Genau 100 Tage brauchte Strauss, um das riesige Werk zu instrumentieren: »Jetzt endlich hab ich instrumentieren gelernt.« Die Uraufführung fand am 28. Oktober 1915 statt, übrigens in der Berliner Philharmonie – der Komponist dirigierte die ihm herzlich verbundene Dresdner Hofkapelle. Eine orchestrale »Tour de force«, eine alpine »Tour d’orchestre« – die Alpensinfonie gilt seither als Prototyp einer tonmalerischen Programmmusik. Rein äußerlich zeigt sich das an den 22 Überschriften, welche die einzelnen Abschnitte auf dieser musikalischen Bergpartie thematisieren.
Der Form nach ist das Werk eine von Vor- und Nachspiel (Nacht) eingerahmte einsätzige Symphonie. Hauptthema ist das Bergwandern, und es findet seinen musikalischen Ausdruck in einem forsch voranschreitenden Motiv in Es-Dur (»sehr lebhaft und energisch«), das die einzelnen Abschnitte der Alpensinfonie miteinander verbindet. Die Nacht beginnt mit einem gleichsam verschleierten Thema, das in den Fagotten und (zwanzigfach geteilten) Streichern stufenweise die b-Moll-Skala herabsinkt.
Der Sonnenaufgang erglänzt in blendendem A-Dur (»mäßig langsam«), und im Anstieg entfaltet sich das Bergwanderthema erstmals in vollem Umfang. Rauschende Streicherarpeggien begleiten den Eintritt in den Wald, Springbogenfiguren und Glissandi der Streicher stellen das Brausen am Wasserfall dar, und Auf den Blumigen Wiesen hört man das Zwitschern der Vögel.Herdengeläute und Jodel-Juchzen bilden die Geräuschkulisse Auf der Alm, im Fugato geht es anschließend Durch Dickicht und Gestrüpp.
Streicher und Trompeten in den höchsten Lagen evozieren das Flimmern Auf dem Gletscher und scharfe Sekunddissonanzen in aufgeregten Tremoli der Streicher künden Gefahrvolle Augenblicke an.
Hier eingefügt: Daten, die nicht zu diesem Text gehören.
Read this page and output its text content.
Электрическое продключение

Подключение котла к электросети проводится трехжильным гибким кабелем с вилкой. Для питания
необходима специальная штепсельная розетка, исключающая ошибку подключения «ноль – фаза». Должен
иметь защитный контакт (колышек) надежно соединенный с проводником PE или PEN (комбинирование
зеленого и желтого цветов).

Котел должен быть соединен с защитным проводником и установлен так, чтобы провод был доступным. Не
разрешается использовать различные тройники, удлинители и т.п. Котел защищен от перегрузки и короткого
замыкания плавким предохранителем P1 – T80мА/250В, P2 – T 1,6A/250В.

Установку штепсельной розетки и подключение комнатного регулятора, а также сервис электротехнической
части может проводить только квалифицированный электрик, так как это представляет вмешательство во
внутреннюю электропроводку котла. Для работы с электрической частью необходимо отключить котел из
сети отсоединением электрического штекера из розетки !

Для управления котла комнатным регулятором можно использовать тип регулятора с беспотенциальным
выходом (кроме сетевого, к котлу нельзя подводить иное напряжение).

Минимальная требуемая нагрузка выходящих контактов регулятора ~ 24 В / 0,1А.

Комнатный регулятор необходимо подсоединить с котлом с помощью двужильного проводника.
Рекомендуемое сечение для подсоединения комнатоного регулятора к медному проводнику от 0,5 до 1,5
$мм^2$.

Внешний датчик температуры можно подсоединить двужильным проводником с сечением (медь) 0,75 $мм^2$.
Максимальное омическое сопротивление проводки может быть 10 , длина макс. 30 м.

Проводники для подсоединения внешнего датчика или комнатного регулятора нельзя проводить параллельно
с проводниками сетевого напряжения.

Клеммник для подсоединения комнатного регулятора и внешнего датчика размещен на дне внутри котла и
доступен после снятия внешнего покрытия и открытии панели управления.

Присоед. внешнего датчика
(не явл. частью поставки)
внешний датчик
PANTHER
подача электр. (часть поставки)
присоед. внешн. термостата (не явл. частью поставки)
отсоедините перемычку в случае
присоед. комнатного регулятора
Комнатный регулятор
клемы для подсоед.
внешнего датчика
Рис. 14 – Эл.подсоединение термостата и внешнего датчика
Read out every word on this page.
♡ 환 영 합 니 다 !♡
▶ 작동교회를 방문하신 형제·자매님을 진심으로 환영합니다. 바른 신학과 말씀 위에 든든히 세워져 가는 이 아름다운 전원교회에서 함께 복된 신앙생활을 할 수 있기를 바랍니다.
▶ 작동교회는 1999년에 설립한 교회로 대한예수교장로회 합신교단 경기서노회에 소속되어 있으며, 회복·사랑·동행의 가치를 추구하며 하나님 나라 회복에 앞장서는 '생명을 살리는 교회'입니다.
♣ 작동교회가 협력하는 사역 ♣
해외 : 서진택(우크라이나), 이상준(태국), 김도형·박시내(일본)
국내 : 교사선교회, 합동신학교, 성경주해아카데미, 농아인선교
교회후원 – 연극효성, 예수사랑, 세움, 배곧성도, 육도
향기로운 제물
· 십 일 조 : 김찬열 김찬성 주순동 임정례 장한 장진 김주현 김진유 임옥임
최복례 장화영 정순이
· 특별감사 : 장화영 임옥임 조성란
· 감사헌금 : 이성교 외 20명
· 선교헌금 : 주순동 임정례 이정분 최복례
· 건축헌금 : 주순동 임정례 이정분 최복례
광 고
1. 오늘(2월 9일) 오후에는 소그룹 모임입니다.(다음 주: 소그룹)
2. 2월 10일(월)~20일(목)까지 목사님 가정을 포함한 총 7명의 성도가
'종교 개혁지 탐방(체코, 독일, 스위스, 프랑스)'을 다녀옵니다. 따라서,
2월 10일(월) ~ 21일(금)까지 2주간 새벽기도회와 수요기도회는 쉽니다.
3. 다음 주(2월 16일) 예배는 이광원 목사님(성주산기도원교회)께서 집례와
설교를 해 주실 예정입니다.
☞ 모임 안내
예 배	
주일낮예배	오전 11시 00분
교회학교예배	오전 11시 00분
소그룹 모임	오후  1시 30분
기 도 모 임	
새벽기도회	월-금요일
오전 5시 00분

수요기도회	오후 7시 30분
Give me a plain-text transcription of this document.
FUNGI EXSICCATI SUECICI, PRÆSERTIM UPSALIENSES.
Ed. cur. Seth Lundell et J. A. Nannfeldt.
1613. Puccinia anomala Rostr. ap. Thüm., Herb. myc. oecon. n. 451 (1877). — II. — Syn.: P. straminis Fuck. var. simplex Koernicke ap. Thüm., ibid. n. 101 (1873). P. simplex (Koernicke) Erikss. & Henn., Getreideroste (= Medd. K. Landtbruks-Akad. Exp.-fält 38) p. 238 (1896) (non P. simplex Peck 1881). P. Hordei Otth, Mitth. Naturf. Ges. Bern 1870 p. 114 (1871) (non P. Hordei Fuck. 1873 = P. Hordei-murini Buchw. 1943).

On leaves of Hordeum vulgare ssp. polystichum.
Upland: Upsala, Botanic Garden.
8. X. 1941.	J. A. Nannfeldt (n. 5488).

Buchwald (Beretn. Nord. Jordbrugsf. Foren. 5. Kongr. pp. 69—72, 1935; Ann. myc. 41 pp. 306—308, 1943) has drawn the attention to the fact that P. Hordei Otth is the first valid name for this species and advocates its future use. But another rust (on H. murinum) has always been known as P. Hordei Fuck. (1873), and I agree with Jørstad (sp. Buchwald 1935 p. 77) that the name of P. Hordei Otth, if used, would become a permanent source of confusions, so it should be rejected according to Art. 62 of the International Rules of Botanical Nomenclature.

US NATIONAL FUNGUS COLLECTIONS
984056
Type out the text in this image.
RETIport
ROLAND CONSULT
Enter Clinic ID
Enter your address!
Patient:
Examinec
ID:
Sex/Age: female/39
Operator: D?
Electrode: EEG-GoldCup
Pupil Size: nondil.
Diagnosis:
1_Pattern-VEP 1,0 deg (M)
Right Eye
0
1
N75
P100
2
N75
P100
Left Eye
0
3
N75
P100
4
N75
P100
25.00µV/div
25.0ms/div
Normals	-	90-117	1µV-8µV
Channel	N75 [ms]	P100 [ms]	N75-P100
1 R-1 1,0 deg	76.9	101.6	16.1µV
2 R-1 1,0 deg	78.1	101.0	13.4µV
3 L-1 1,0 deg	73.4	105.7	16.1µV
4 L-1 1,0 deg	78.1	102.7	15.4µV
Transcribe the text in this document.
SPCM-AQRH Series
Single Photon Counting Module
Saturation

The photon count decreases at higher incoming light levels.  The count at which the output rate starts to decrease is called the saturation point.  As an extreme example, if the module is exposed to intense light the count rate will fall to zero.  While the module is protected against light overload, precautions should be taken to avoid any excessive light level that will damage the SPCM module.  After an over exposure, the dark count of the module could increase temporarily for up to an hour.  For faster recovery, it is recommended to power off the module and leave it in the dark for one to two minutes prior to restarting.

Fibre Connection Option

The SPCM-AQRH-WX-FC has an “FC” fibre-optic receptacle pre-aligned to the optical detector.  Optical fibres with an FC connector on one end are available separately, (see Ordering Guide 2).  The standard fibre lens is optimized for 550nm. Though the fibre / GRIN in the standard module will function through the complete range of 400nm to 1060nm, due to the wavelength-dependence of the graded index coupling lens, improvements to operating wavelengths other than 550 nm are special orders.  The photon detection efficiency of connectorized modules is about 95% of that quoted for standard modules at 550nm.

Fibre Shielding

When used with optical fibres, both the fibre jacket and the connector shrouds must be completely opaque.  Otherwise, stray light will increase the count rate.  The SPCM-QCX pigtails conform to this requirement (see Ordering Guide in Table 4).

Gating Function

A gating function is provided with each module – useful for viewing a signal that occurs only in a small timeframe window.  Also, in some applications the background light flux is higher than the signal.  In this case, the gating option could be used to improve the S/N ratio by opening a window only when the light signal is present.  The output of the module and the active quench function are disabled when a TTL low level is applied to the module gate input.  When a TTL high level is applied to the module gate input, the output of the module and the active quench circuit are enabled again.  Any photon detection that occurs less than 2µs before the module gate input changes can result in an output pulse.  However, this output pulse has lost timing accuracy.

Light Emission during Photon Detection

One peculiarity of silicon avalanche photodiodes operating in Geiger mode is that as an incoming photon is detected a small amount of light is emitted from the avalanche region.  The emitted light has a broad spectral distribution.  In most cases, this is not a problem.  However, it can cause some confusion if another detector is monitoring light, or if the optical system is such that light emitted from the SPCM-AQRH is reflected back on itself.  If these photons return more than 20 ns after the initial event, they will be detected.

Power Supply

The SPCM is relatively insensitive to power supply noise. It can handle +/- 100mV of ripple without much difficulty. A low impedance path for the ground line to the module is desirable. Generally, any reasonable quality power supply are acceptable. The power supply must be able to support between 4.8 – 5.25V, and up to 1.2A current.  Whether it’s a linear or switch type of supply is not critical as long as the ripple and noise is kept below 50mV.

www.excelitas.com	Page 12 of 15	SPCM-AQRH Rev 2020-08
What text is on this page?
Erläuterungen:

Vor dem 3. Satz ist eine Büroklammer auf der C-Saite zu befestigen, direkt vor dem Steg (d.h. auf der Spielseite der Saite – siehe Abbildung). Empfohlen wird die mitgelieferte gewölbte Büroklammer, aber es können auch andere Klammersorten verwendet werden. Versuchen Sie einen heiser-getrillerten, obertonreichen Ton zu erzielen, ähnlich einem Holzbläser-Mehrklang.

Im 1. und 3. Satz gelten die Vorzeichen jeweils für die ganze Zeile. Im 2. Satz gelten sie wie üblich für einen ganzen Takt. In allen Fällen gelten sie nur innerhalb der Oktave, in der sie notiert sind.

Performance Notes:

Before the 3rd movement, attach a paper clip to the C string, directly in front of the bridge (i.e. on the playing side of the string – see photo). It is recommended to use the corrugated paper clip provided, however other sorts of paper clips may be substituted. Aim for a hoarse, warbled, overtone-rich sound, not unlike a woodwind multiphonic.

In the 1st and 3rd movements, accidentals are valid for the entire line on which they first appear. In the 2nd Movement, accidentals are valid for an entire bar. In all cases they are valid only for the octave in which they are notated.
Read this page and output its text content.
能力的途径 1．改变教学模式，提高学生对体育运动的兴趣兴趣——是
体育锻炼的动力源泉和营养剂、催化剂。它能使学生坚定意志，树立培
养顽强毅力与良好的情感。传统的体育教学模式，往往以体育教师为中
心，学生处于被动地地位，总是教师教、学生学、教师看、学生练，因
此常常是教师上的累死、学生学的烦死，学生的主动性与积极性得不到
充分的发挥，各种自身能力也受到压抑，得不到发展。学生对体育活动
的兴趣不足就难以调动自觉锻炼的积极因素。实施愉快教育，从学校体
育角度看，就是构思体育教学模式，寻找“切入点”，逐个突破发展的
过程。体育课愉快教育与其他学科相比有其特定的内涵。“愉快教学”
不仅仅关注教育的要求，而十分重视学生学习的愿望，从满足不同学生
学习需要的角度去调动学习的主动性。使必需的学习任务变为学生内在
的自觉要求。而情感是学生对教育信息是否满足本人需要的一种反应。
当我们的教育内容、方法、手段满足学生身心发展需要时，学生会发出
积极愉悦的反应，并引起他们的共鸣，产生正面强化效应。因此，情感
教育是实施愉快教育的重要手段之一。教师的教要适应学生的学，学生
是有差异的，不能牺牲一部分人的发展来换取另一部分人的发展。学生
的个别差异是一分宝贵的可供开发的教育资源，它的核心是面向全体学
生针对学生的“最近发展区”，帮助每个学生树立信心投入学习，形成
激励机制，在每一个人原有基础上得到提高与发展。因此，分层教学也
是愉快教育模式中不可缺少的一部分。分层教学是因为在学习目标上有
Endlich wird der Gipfel erreicht: Ein stockender Gesang der Oboe drückt Beklemmung in der Brust des Wanderers beim Anblick der unermesslichen Gebirgswelt aus. Nach und nach löst sich diese Beklemmung zu einer Vision. Dann geht es wieder bergab und aufsteigende Nebel künden sich im Heckelphon an.
Die Sonne verdüstert sich allmählich bei mildem Orgelklang, in die Stille vor dem Sturm zucken ferne Blitze von Flöten und Klarinetten, bis sich dann Gewitter und Sturm tumultartig in voller Wucht entladen. Der Sonnenuntergang wird als feierlicher Cantus firmus von Trompeten, Posaunen und Harfen angestimmt, und im Ausklang hält die Orgel mit einem aus dem Sonnenthema abgeleiteten Motiv dankbar Andacht. Wieder wird es Nacht, wiederum in absteigender b-Moll-Skala: Der Kreislauf hat sich geschlossen.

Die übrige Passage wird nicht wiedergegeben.